Publication Year: 1943.

Mt. Fay. The early history is of interest. The name was first applied to the present Mt. Bident about 1900, and when C. S. Thompson made the first ascent in 1903, he sent the summit stone to Professor Fay as a souvenir. The Dominion Topographical Survey occupied the peak (Mt. Bident) as a station in 1903.

S. E. S. Allen, on his privately printed map of the Lake Louise area (1894), had given the name “Heejee” (No. 1) to a peak, to which the Geographic Board officially transferred the name Mt. Fay in 1904. As this mountain was then unascended, Professor Fay sent the summit stone of Mt. Bident back to Thompson and resolved to climb his new eponymous peak.

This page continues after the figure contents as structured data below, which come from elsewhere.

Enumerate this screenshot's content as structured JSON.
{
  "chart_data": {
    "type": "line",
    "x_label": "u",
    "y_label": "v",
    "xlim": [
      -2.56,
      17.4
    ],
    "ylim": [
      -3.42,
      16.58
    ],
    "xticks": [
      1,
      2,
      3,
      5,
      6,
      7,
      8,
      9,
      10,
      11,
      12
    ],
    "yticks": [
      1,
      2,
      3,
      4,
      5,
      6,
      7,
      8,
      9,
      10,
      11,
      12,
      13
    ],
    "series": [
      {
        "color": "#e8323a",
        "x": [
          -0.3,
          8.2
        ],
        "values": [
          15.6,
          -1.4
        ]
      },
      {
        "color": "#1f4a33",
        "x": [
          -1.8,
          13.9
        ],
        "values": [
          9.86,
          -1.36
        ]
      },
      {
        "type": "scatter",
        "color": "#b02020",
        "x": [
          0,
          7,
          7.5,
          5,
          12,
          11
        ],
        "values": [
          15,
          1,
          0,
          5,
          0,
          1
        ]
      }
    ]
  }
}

In the summer of 1904, however, Miss Gertrude Benham was making a successful campaign with Christian Kaufmann, and there was evidently a conspiracy in her favor. On the same day that Hans Kaufmann led the protesting professor around into Consolation Valley, Christian Kaufmann took Miss Benham from Moraine Lake up the couloir between Peaks 3 and 4, then the usual route to the watershed, and made the first ascent of Mt. Fay. Professor Fay made the second ascent shortly afterward with the guides Christian Häsler, Sr. and F. Michel. This episode is said to have led to Hans Kaufmann’s dismissal by C. P. R. In fairness to Miss Benham it would seem that she was unaware of the change of nomenclature.